Simple Morphological Operations

Mathematical morphology, generally speaking, lets you search for patterns of bits in images.  It's a little bit like regular expressions for pixels.

OCRopus has several different implementations of mathematical morphology:
  • binary morphology on arrays using pixel operations (imglib/imgmorph.cc)
  • binary morphology on arrays using distance transforms (imglib/imgmorph.cc)
  • grayscale morphology on arrays (imglib/imggraymorph.cc)
  • binary morphology on packed bitmaps (imgbits/imgblit.cc)
  • binary morphology on runlength encoded images (imgbits/imgrle.cc)
We try to keep these different components somewhat consistent, but there are some differences between them.  These different implementations make tradeoffs in terms of functionality, performance, conversion costs, and additional operations.

If your needs are not performance critical, probably the binary morphology on arrays is your best starting point; those operations operate on simple arrays, just like any other image processing operation.

Available Operations

Here is a list of the basic operations for binary morphology available in imglib; these are callable from C++ or Lua:
  • void make_binary(bytearray &image);
    • convert the gray scale image to binary, in place
  • void binary_invert(bytearray &image);
    • invert the binary image
  • void binary_autoinvert(bytearray &image);
    • invert the image if the majority of pixels are 255
  • void binary_and(bytearray &image,bytearray &image2,int dx=0,int dy=0);
  • void binary_or(bytearray &image,bytearray &image2,int dx=0,int dy=0);
    • compute the boolean operation between the two images, optionally with a shifted version of the second image
  • void binary_erode_circle(bytearray &image,int r);
  • void binary_dilate_circle(bytearray &image,int r);
  • void binary_open_circle(bytearray &image,int r);
  • void binary_close_circle(bytearray &image,int r);
    • morphological operations with a circular structuring element
  • void binary_erode_rect(bytearray &image,int rw,int rh);
  • void binary_dilate_rect(bytearray &image,int rw,int rh);
  • void binary_open_rect(bytearray &image,int rw,int rh);
  • void binary_close_rect(bytearray &image,int rw,int rh);
    • morphological operations with a rectangular structuring element

Simple Example


Here is a simple script that "opens" an image; that is, it removes small features from an image, including isolated points and thin lines:

image = bytearray()
read_image_binary(image,arg[1])
binary_erode_circle(image,3)
write_png(arg[2],image)

Matra Clipping

Here's a simple binary morphology script that implements "matra clipping"; that is, it cuts apart the connecting line that link Devanagari or Bengali characters after vertical lines.  The idea is somewhat similar to this, except that this code doesn't use any projection operations.
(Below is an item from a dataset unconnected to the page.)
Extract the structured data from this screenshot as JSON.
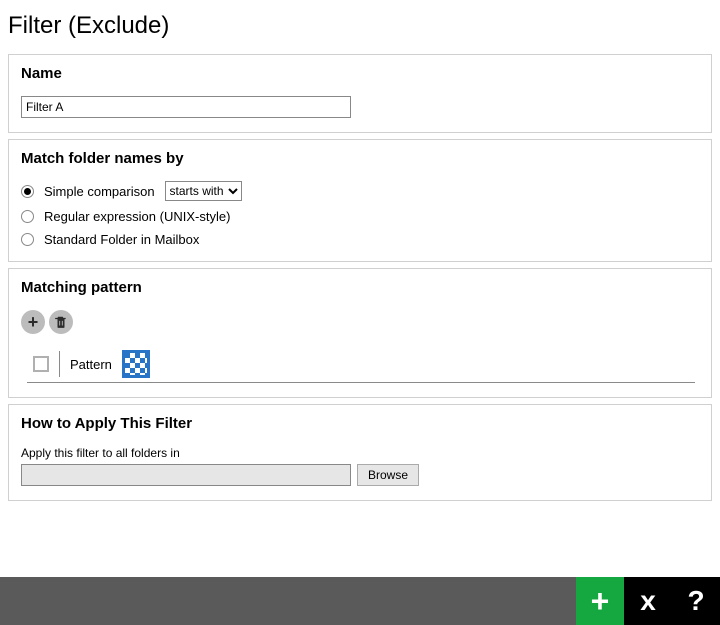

-- the parameters are resolution dependent
min_width = 10 -- minimum width of matra lines
min_height = 8 -- minimum height of vertical lines causing interruption
clip_offset = 3 -- how far to offset the clipping from the vertical line

-- read the input image and invert (black background)
image = bytearray()
read_image_binary(image,arg[1])
binary_invert(image)

-- find horizontal lines
matra = bytearray()
narray.copy(matra,image)
binary_open_rect(matra,min_width,1)

-- find vertical lines
vert = bytearray()
narray.copy(vert,image)
binary_open_rect(vert,1,min_height)

-- find places where horizontal and vertical lines intersect
binary_and(matra,vert,0,0)

-- shift the intersection points by clip_offset and remove
binary_dilate_rect(matra,2,2)
binary_invert(matra)
binary_and(image,matra,clip_offset,0)

-- write out the result
binary_invert(image)
write_png(arg[2],image)

Here is an example of how this actually works in practice:

Input   
 Output
 
 

Because it uses only local information, it will clip some horizontal lines in addition the the matra (exercise: fix this).  On the other hand, the purely morphological code is more robust to other objects and noise being present in the document, since it only relies on local processing.  This distinction is probably academic, however, since there are better approaches to segmentation of Indic scripts available.